No great cities rise on the horizon. No empires stretch their banners across continents. The idea of a nation does not exist. Instead, there are only scattered settlements—fragile, isolated, and often unaware of one another’s existence.
Tools remain simple. Iron is rare, and where it exists, it is treasured. Most labor is done by hand, guided by instinct rather than innovation. The stars are watched, but not understood. The rivers are followed, but not mapped. The forests are entered, but never fully known.

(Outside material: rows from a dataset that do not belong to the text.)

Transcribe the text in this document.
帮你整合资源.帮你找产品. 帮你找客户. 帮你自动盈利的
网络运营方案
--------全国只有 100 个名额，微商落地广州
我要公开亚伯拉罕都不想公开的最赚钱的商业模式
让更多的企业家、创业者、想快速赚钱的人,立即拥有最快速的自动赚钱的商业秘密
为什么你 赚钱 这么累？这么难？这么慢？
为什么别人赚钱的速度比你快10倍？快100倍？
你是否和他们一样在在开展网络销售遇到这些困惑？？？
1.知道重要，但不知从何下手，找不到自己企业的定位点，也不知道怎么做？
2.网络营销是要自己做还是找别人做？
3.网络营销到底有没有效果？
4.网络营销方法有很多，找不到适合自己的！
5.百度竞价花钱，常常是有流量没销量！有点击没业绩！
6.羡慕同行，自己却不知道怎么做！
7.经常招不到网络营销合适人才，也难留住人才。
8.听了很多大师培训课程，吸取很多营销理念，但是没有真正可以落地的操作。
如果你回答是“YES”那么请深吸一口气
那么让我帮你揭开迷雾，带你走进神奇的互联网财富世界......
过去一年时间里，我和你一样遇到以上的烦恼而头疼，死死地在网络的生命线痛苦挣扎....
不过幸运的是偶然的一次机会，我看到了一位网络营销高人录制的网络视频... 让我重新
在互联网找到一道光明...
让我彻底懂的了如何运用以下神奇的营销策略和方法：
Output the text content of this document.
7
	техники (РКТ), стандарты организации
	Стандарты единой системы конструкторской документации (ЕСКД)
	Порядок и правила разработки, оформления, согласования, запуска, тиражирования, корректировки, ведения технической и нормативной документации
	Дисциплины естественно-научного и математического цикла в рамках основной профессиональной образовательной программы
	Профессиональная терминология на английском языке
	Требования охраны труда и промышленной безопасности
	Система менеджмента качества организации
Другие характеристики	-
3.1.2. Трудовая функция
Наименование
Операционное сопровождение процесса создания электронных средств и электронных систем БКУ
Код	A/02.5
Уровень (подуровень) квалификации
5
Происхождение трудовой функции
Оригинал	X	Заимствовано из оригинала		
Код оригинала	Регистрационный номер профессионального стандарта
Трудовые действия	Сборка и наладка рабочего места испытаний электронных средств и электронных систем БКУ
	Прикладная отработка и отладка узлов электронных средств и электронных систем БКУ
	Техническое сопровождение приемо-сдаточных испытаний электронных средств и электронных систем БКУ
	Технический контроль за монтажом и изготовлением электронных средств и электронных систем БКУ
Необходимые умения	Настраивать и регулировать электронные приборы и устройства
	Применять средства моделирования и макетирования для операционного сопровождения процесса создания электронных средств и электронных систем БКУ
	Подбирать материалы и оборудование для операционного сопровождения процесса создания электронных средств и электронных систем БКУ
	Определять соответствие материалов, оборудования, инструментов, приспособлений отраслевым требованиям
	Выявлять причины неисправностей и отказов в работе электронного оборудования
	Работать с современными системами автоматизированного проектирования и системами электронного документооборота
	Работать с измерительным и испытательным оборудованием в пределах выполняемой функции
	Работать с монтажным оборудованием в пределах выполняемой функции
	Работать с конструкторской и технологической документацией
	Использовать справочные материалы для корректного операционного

And yet, there is something stirring.
Occasionally, a mind emerges that questions more than it accepts. A builder experiments with new shapes. A storyteller begins to record instead of recite. A wanderer returns with tales not just of distant lands, but of patterns—connections—possibilities.
These are small things. Easy to dismiss.
But they are the first cracks in the shell.
For now, humanity remains young—curious, fearful, and bound to the rhythms of survival. It does not yet know what it could become. It does not yet imagine towers of stone, roads that span continents, or knowledge preserved beyond a single lifetime.
It does not yet dream far enough.
But it will.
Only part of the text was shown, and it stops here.